As-tu vu Olympie ? Que cela devait être charmant aux temps de sa gloire. Quelle belle anticipation de la fête de Neuilly. Je vois ça d’ici : des brocanteurs, vendant au rabais des knémides usées et des peplos en loques, les baraques où l’on montrait, soit la belle Fathma, soit la Gauloise albinos, les pâtisseries sentant l’huile et le safran, des débitants de vins résineux hurlant leur camelote dont ils étaient saouls déjà, des vendeurs d’olives en saumure, de tomates frites, et de poissons grillés au cumin, des philosophes gras avec des éphèbes épilés, des courtisanes riantes et sentant le jasmin, de la poussière, des cris, des voleurs, des bousculades et des injures en tous patois thessaliens ou asiatiques. Çà et là, des faces belles au milieu des laideurs populaires, une fillette aux yeux glauques qui faisait retourner un archonte de Délos, une négresse plus callipyge que la Vénus de Praxitèle, et des gaîtés, des chansons obscènes, autour de certain gibet qui avait vu en trois jours huit esclaves crucifiés…

Tu me diras que j’oublie d’évoquer les jeux Olympiques.
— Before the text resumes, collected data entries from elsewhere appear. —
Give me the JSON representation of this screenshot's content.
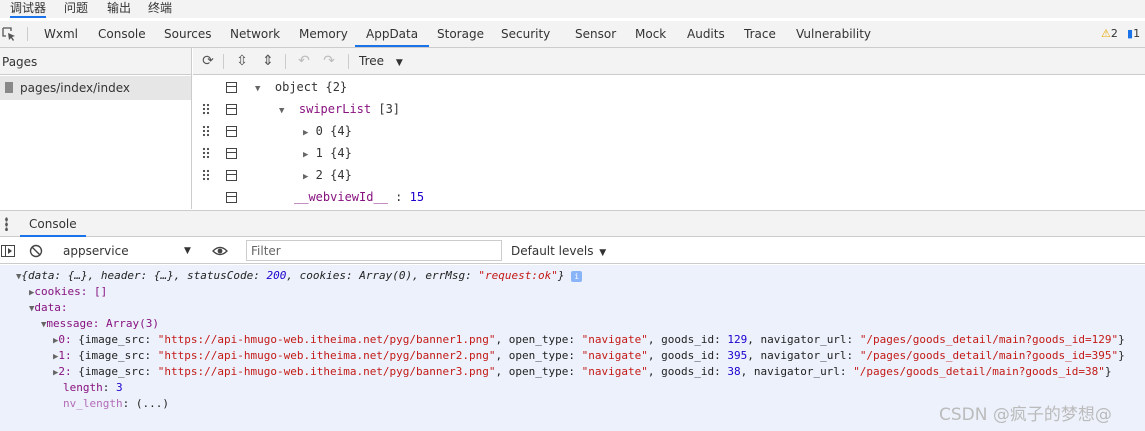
{
  "menubar": {
    "items": [
      {
        "label": "调试器",
        "active": true
      },
      {
        "label": "问题",
        "active": false
      },
      {
        "label": "输出",
        "active": false
      },
      {
        "label": "终端",
        "active": false
      }
    ]
  },
  "tabs": {
    "items": [
      "Wxml",
      "Console",
      "Sources",
      "Network",
      "Memory",
      "AppData",
      "Storage",
      "Security",
      "Sensor",
      "Mock",
      "Audits",
      "Trace",
      "Vulnerability"
    ],
    "active": "AppData",
    "warnings": "2",
    "infos": "1"
  },
  "pages": {
    "title": "Pages",
    "items": [
      "pages/index/index"
    ]
  },
  "appdata": {
    "view_mode": "Tree",
    "tree": [
      {
        "label": "object",
        "meta": "{2}"
      },
      {
        "label": "swiperList",
        "meta": "[3]"
      },
      {
        "label": "0",
        "meta": "{4}"
      },
      {
        "label": "1",
        "meta": "{4}"
      },
      {
        "label": "2",
        "meta": "{4}"
      },
      {
        "label": "__webviewId__",
        "meta": "15"
      }
    ]
  },
  "console": {
    "tab_label": "Console",
    "context": "appservice",
    "filter_placeholder": "Filter",
    "levels": "Default levels",
    "lines": {
      "l0a": "{data: {…}, header: {…}, statusCode: ",
      "l0b": "200",
      "l0c": ", cookies: Array(0), errMsg: ",
      "l0d": "\"request:ok\"",
      "l0e": "}",
      "l1": "cookies: []",
      "l2": "data:",
      "l3": "message: Array(3)",
      "m0_idx": "0:",
      "m0_a": " {image_src: ",
      "m0_src": "\"https://api-hmugo-web.itheima.net/pyg/banner1.png\"",
      "m0_b": ", open_type: ",
      "m0_type": "\"navigate\"",
      "m0_c": ", goods_id: ",
      "m0_id": "129",
      "m0_d": ", navigator_url: ",
      "m0_url": "\"/pages/goods_detail/main?goods_id=129\"",
      "m0_e": "}",
      "m1_idx": "1:",
      "m1_src": "\"https://api-hmugo-web.itheima.net/pyg/banner2.png\"",
      "m1_id": "395",
      "m1_url": "\"/pages/goods_detail/main?goods_id=395\"",
      "m2_idx": "2:",
      "m2_src": "\"https://api-hmugo-web.itheima.net/pyg/banner3.png\"",
      "m2_id": "38",
      "m2_url": "\"/pages/goods_detail/main?goods_id=38\"",
      "length_key": "length",
      "length_val": "3",
      "nv_key": "nv_length",
      "nv_val": "(...)"
    }
  },
  "watermark": "CSDN @疯子的梦想@"
}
Mais personne ne s’est jamais occupé de cela jadis, sauf un vague poète nommé Pindare. Au vrai, les jeux Olympiques sont une invention de notre temps. Qui donc dans cette Grèce voluptueuse et lettrée, se serait occupé de ces faiseurs de tours, coureurs et boxeurs, voyons ?

Au revoir, ma chérie. Écris-moi. Que la fille d’Ouranos te soit protectrice et les palikares aimables !

Je m’atteste, pour clore, toujours tienne.

Renée Dunan.
de Paris, ce 12 janvier 1925.


LETTRES INTIMES

de Renée Dunan
II

To sir Dolatam Vaydia,
Ganderoi (near Bombay)
India.
Cher Monsieur,

Je serais certes charmée de pouvoir en quelques mots, comme vous le désirez, vous informer des plus récentes modifications de la langue française.

Vous me dites avoir trouvé dans Balzac les mots les plus modernes de ce temps, ou qui semblent tels. Vous en concluez donc que, malgré l’apparence, notre langue depuis cent ans s’est tout juste enrichie de quelques vocables et de quelques interversions de sens en des mots anciens. C’est une erreur.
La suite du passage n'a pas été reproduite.